Closed davidingram123 closed 1 hour ago
Good point! These edge cases aren't very common, but they do happen. I can't check my ANSWER_00845.pkl
file at the moment, but I recall encountering a few similar instances in the training dataset.
This is the reason I chose Mediapipe over other face detectors because it includes a face-tracking feature. By setting max_num_faces = 1
, these errors are significantly reduced compared to other face detectors.
You can see the relevant code here:
https://github.com/KAIST-AILab/SyncVSR/blob/db5e50e9677c815169c0587c17a52f20a50bd7d8/LRW/video/src/preprocess_roi.py#L17-L22
However, there's room for improvement. For instance, setting a max_num_faces = 2
and adding a script to select the centrally positioned face when multiple faces are detected could be beneficial. Currently, in the code block below, we simply select the first predominantly detected face from Mediapipe.

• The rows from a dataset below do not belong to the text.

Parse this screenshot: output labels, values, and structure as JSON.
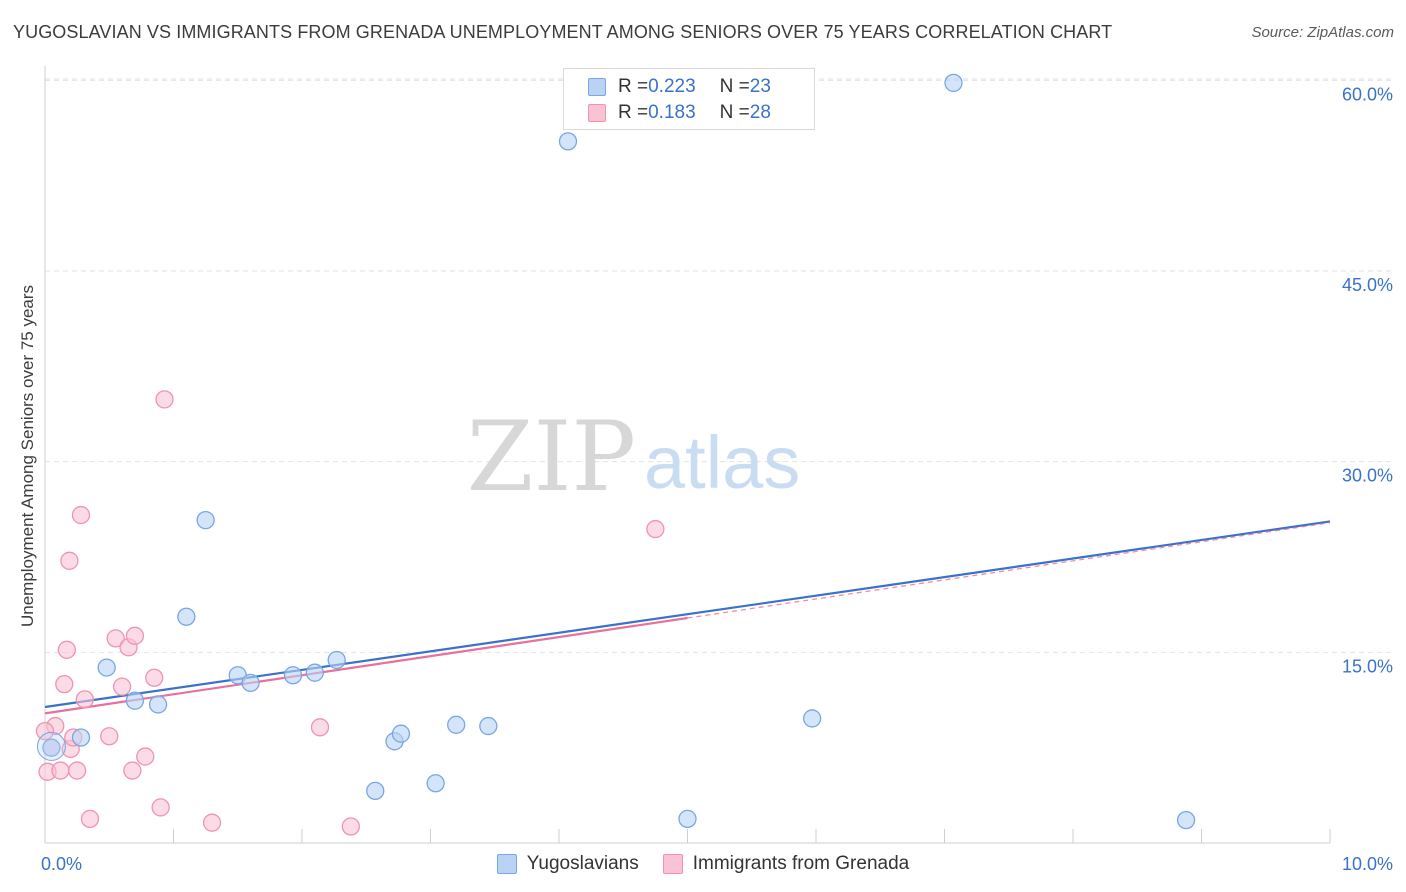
{
  "title": "YUGOSLAVIAN VS IMMIGRANTS FROM GRENADA UNEMPLOYMENT AMONG SENIORS OVER 75 YEARS CORRELATION CHART",
  "source": "Source: ZipAtlas.com",
  "watermark": {
    "zip": "ZIP",
    "atlas": "atlas"
  },
  "legend": {
    "r_key": "R = ",
    "n_key": "N = ",
    "series": [
      {
        "r": "0.223",
        "n": "23"
      },
      {
        "r": "0.183",
        "n": "28"
      }
    ]
  },
  "colors": {
    "blue_fill": "#b9d3f5",
    "blue_stroke": "#7aa6e3",
    "blue_line": "#3a72c9",
    "pink_fill": "#f9c3d3",
    "pink_stroke": "#ef93b1",
    "pink_line": "#e8709a",
    "grid": "#e2e2e2",
    "tick_text": "#3a72c9"
  },
  "chart_data": {
    "type": "scatter",
    "title": "YUGOSLAVIAN VS IMMIGRANTS FROM GRENADA UNEMPLOYMENT AMONG SENIORS OVER 75 YEARS CORRELATION CHART",
    "xlabel": "",
    "ylabel": "Unemployment Among Seniors over 75 years",
    "xlim": [
      0,
      10
    ],
    "ylim": [
      0,
      60.5
    ],
    "x_tick_labels": [
      {
        "value": 0,
        "label": "0.0%"
      },
      {
        "value": 10,
        "label": "10.0%"
      }
    ],
    "x_minor_ticks": [
      1,
      2,
      3,
      4,
      5,
      6,
      7,
      8,
      9
    ],
    "y_ticks": [
      {
        "value": 15,
        "label": "15.0%"
      },
      {
        "value": 30,
        "label": "30.0%"
      },
      {
        "value": 45,
        "label": "45.0%"
      },
      {
        "value": 60,
        "label": "60.0%"
      }
    ],
    "grid": true,
    "legend_position": "top-center",
    "series": [
      {
        "name": "Yugoslavians",
        "color": "blue",
        "points": [
          [
            0.05,
            7.5
          ],
          [
            0.28,
            8.3
          ],
          [
            0.48,
            13.8
          ],
          [
            0.7,
            11.2
          ],
          [
            0.88,
            10.9
          ],
          [
            1.1,
            17.8
          ],
          [
            1.25,
            25.4
          ],
          [
            1.5,
            13.2
          ],
          [
            1.6,
            12.6
          ],
          [
            1.93,
            13.2
          ],
          [
            2.1,
            13.4
          ],
          [
            2.27,
            14.4
          ],
          [
            2.57,
            4.1
          ],
          [
            2.72,
            8.0
          ],
          [
            2.77,
            8.6
          ],
          [
            3.04,
            4.7
          ],
          [
            3.2,
            9.3
          ],
          [
            3.45,
            9.2
          ],
          [
            4.07,
            55.2
          ],
          [
            5.0,
            1.9
          ],
          [
            5.97,
            9.8
          ],
          [
            7.07,
            59.8
          ],
          [
            8.88,
            1.8
          ]
        ],
        "trend": {
          "x": [
            0,
            10
          ],
          "y": [
            10.7,
            25.3
          ],
          "solid_until": 10
        }
      },
      {
        "name": "Immigrants from Grenada",
        "color": "pink",
        "points": [
          [
            0.02,
            5.6
          ],
          [
            0.05,
            7.5
          ],
          [
            0.08,
            9.2
          ],
          [
            0.12,
            5.7
          ],
          [
            0.15,
            12.5
          ],
          [
            0.17,
            15.2
          ],
          [
            0.19,
            22.2
          ],
          [
            0.2,
            7.4
          ],
          [
            0.22,
            8.3
          ],
          [
            0.25,
            5.7
          ],
          [
            0.28,
            25.8
          ],
          [
            0.31,
            11.3
          ],
          [
            0.35,
            1.9
          ],
          [
            0.5,
            8.4
          ],
          [
            0.55,
            16.1
          ],
          [
            0.6,
            12.3
          ],
          [
            0.65,
            15.4
          ],
          [
            0.68,
            5.7
          ],
          [
            0.7,
            16.3
          ],
          [
            0.78,
            6.8
          ],
          [
            0.85,
            13.0
          ],
          [
            0.9,
            2.8
          ],
          [
            0.93,
            34.9
          ],
          [
            1.3,
            1.6
          ],
          [
            2.14,
            9.1
          ],
          [
            2.38,
            1.3
          ],
          [
            4.75,
            24.7
          ],
          [
            0.0,
            8.8
          ]
        ],
        "trend": {
          "x": [
            0,
            10
          ],
          "y": [
            10.2,
            25.2
          ],
          "solid_until": 5.0
        }
      }
    ]
  }
}
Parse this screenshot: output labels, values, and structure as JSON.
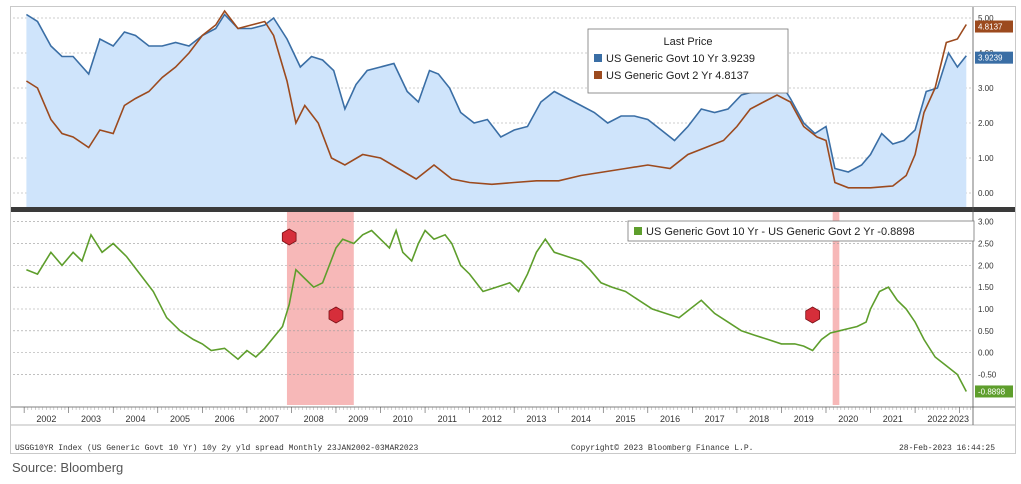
{
  "source": "Source: Bloomberg",
  "footer": {
    "left": "USGG10YR Index (US Generic Govt 10 Yr) 10y 2y yld spread  Monthly 23JAN2002-03MAR2023",
    "center": "Copyright© 2023 Bloomberg Finance L.P.",
    "right": "28-Feb-2023 16:44:25"
  },
  "colors": {
    "ten_year": "#3a6ea5",
    "two_year": "#9c4a1e",
    "area_fill": "#cfe4fb",
    "spread": "#5e9e2c",
    "recession": "#f4a0a0",
    "badge": "#d62e3a"
  },
  "chart_data": [
    {
      "type": "line",
      "title": "Last Price",
      "ylim": [
        -0.4,
        5.2
      ],
      "yticks": [
        "0.00",
        "1.00",
        "2.00",
        "3.00",
        "4.00",
        "5.00"
      ],
      "grid": true,
      "legend_position": "top-right",
      "series": [
        {
          "name": "US Generic Govt 10 Yr",
          "last_price": "3.9239",
          "x": [
            2002.05,
            2002.3,
            2002.6,
            2002.85,
            2003.1,
            2003.45,
            2003.7,
            2004.0,
            2004.25,
            2004.5,
            2004.8,
            2005.1,
            2005.4,
            2005.7,
            2006.0,
            2006.3,
            2006.5,
            2006.8,
            2007.1,
            2007.4,
            2007.6,
            2007.9,
            2008.2,
            2008.45,
            2008.7,
            2008.95,
            2009.2,
            2009.45,
            2009.7,
            2010.0,
            2010.3,
            2010.6,
            2010.85,
            2011.1,
            2011.3,
            2011.55,
            2011.8,
            2012.1,
            2012.4,
            2012.7,
            2013.0,
            2013.3,
            2013.6,
            2013.9,
            2014.2,
            2014.5,
            2014.8,
            2015.1,
            2015.4,
            2015.7,
            2016.0,
            2016.3,
            2016.6,
            2016.9,
            2017.2,
            2017.5,
            2017.8,
            2018.1,
            2018.4,
            2018.7,
            2018.95,
            2019.2,
            2019.5,
            2019.75,
            2020.0,
            2020.2,
            2020.5,
            2020.8,
            2021.0,
            2021.25,
            2021.5,
            2021.75,
            2022.0,
            2022.25,
            2022.5,
            2022.75,
            2022.95,
            2023.15
          ],
          "y": [
            5.1,
            4.9,
            4.2,
            3.9,
            3.9,
            3.4,
            4.4,
            4.2,
            4.6,
            4.5,
            4.2,
            4.2,
            4.3,
            4.2,
            4.5,
            4.7,
            5.1,
            4.7,
            4.7,
            4.8,
            5.0,
            4.4,
            3.6,
            3.9,
            3.8,
            3.5,
            2.4,
            3.1,
            3.5,
            3.6,
            3.7,
            2.9,
            2.6,
            3.5,
            3.4,
            3.0,
            2.3,
            2.0,
            2.1,
            1.6,
            1.8,
            1.9,
            2.6,
            2.9,
            2.7,
            2.5,
            2.3,
            2.0,
            2.2,
            2.2,
            2.1,
            1.8,
            1.5,
            1.9,
            2.4,
            2.3,
            2.4,
            2.8,
            2.9,
            3.0,
            3.2,
            2.7,
            2.0,
            1.7,
            1.9,
            0.7,
            0.6,
            0.8,
            1.1,
            1.7,
            1.4,
            1.5,
            1.8,
            2.9,
            3.0,
            4.0,
            3.6,
            3.9239
          ]
        },
        {
          "name": "US Generic Govt 2 Yr",
          "last_price": "4.8137",
          "x": [
            2002.05,
            2002.3,
            2002.6,
            2002.85,
            2003.1,
            2003.45,
            2003.7,
            2004.0,
            2004.25,
            2004.5,
            2004.8,
            2005.1,
            2005.4,
            2005.7,
            2006.0,
            2006.3,
            2006.5,
            2006.8,
            2007.1,
            2007.4,
            2007.6,
            2007.9,
            2008.1,
            2008.3,
            2008.6,
            2008.9,
            2009.2,
            2009.6,
            2010.0,
            2010.4,
            2010.8,
            2011.2,
            2011.6,
            2012.0,
            2012.5,
            2013.0,
            2013.5,
            2014.0,
            2014.5,
            2015.0,
            2015.5,
            2016.0,
            2016.5,
            2016.9,
            2017.3,
            2017.7,
            2018.0,
            2018.3,
            2018.6,
            2018.9,
            2019.2,
            2019.5,
            2019.8,
            2020.0,
            2020.2,
            2020.5,
            2021.0,
            2021.5,
            2021.8,
            2022.0,
            2022.2,
            2022.45,
            2022.7,
            2022.95,
            2023.15
          ],
          "y": [
            3.2,
            3.0,
            2.1,
            1.7,
            1.6,
            1.3,
            1.8,
            1.7,
            2.5,
            2.7,
            2.9,
            3.3,
            3.6,
            4.0,
            4.5,
            4.8,
            5.2,
            4.7,
            4.8,
            4.9,
            4.5,
            3.2,
            2.0,
            2.5,
            2.0,
            1.0,
            0.8,
            1.1,
            1.0,
            0.7,
            0.4,
            0.8,
            0.4,
            0.3,
            0.25,
            0.3,
            0.35,
            0.35,
            0.5,
            0.6,
            0.7,
            0.8,
            0.7,
            1.1,
            1.3,
            1.5,
            1.9,
            2.4,
            2.6,
            2.8,
            2.6,
            1.9,
            1.6,
            1.5,
            0.3,
            0.15,
            0.15,
            0.2,
            0.5,
            1.1,
            2.3,
            3.0,
            4.3,
            4.4,
            4.8137
          ]
        }
      ]
    },
    {
      "type": "line",
      "ylim": [
        -1.2,
        3.2
      ],
      "yticks": [
        "-0.50",
        "0.00",
        "0.50",
        "1.00",
        "1.50",
        "2.00",
        "2.50",
        "3.00"
      ],
      "grid": true,
      "legend_position": "top-right",
      "categories": [
        "2002",
        "2003",
        "2004",
        "2005",
        "2006",
        "2007",
        "2008",
        "2009",
        "2010",
        "2011",
        "2012",
        "2013",
        "2014",
        "2015",
        "2016",
        "2017",
        "2018",
        "2019",
        "2020",
        "2021",
        "2022",
        "2023"
      ],
      "recession_bands": [
        [
          2007.9,
          2009.4
        ],
        [
          2020.15,
          2020.3
        ]
      ],
      "inversion_markers": [
        2007.95,
        2009.0,
        2019.7
      ],
      "series": [
        {
          "name": "US Generic Govt 10 Yr - US Generic Govt 2 Yr",
          "last_price": "-0.8898",
          "x": [
            2002.05,
            2002.3,
            2002.6,
            2002.85,
            2003.1,
            2003.3,
            2003.5,
            2003.75,
            2004.0,
            2004.3,
            2004.6,
            2004.9,
            2005.2,
            2005.5,
            2005.8,
            2006.0,
            2006.2,
            2006.5,
            2006.8,
            2007.0,
            2007.2,
            2007.4,
            2007.6,
            2007.8,
            2007.95,
            2008.1,
            2008.3,
            2008.5,
            2008.7,
            2008.85,
            2009.0,
            2009.15,
            2009.4,
            2009.6,
            2009.8,
            2010.0,
            2010.2,
            2010.35,
            2010.5,
            2010.7,
            2010.85,
            2011.0,
            2011.2,
            2011.45,
            2011.6,
            2011.8,
            2012.0,
            2012.3,
            2012.6,
            2012.9,
            2013.1,
            2013.3,
            2013.5,
            2013.7,
            2013.9,
            2014.2,
            2014.5,
            2014.7,
            2014.95,
            2015.2,
            2015.5,
            2015.8,
            2016.1,
            2016.4,
            2016.7,
            2016.95,
            2017.2,
            2017.5,
            2017.8,
            2018.1,
            2018.4,
            2018.7,
            2019.0,
            2019.3,
            2019.5,
            2019.7,
            2019.9,
            2020.1,
            2020.3,
            2020.5,
            2020.7,
            2020.9,
            2021.0,
            2021.2,
            2021.4,
            2021.6,
            2021.8,
            2022.0,
            2022.2,
            2022.45,
            2022.7,
            2022.95,
            2023.15
          ],
          "y": [
            1.9,
            1.8,
            2.3,
            2.0,
            2.3,
            2.1,
            2.7,
            2.3,
            2.5,
            2.2,
            1.8,
            1.4,
            0.8,
            0.5,
            0.3,
            0.2,
            0.05,
            0.1,
            -0.15,
            0.05,
            -0.1,
            0.1,
            0.35,
            0.6,
            1.1,
            1.9,
            1.7,
            1.5,
            1.6,
            2.0,
            2.4,
            2.6,
            2.5,
            2.7,
            2.8,
            2.6,
            2.4,
            2.8,
            2.3,
            2.1,
            2.5,
            2.8,
            2.6,
            2.7,
            2.5,
            2.0,
            1.8,
            1.4,
            1.5,
            1.6,
            1.4,
            1.8,
            2.3,
            2.6,
            2.3,
            2.2,
            2.1,
            1.9,
            1.6,
            1.5,
            1.4,
            1.2,
            1.0,
            0.9,
            0.8,
            1.0,
            1.2,
            0.9,
            0.7,
            0.5,
            0.4,
            0.3,
            0.2,
            0.2,
            0.15,
            0.05,
            0.3,
            0.45,
            0.5,
            0.55,
            0.6,
            0.7,
            1.0,
            1.4,
            1.5,
            1.2,
            1.0,
            0.7,
            0.3,
            -0.1,
            -0.3,
            -0.5,
            -0.8898
          ]
        }
      ]
    }
  ]
}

Despite these occasional misdetections, our model's performance is still reachable.
Thank you, I understand.
Sorry to bother you, I have another question. The image above shows the contents of the .pkl file corresponding to "LRW/lipread_mp4/ANSWER/train/ANSWER_00845.mp4". It’s clear that it has extracted the wrong face; the correct face should be the person a bit more to the right. Is this normal? Is it an isolated case? I randomly opened one and found it to be incorrect. Is the .pkl file corresponding to ANSWER/train/ANSWER_00845.mp4 that you extracted also showing the same issue?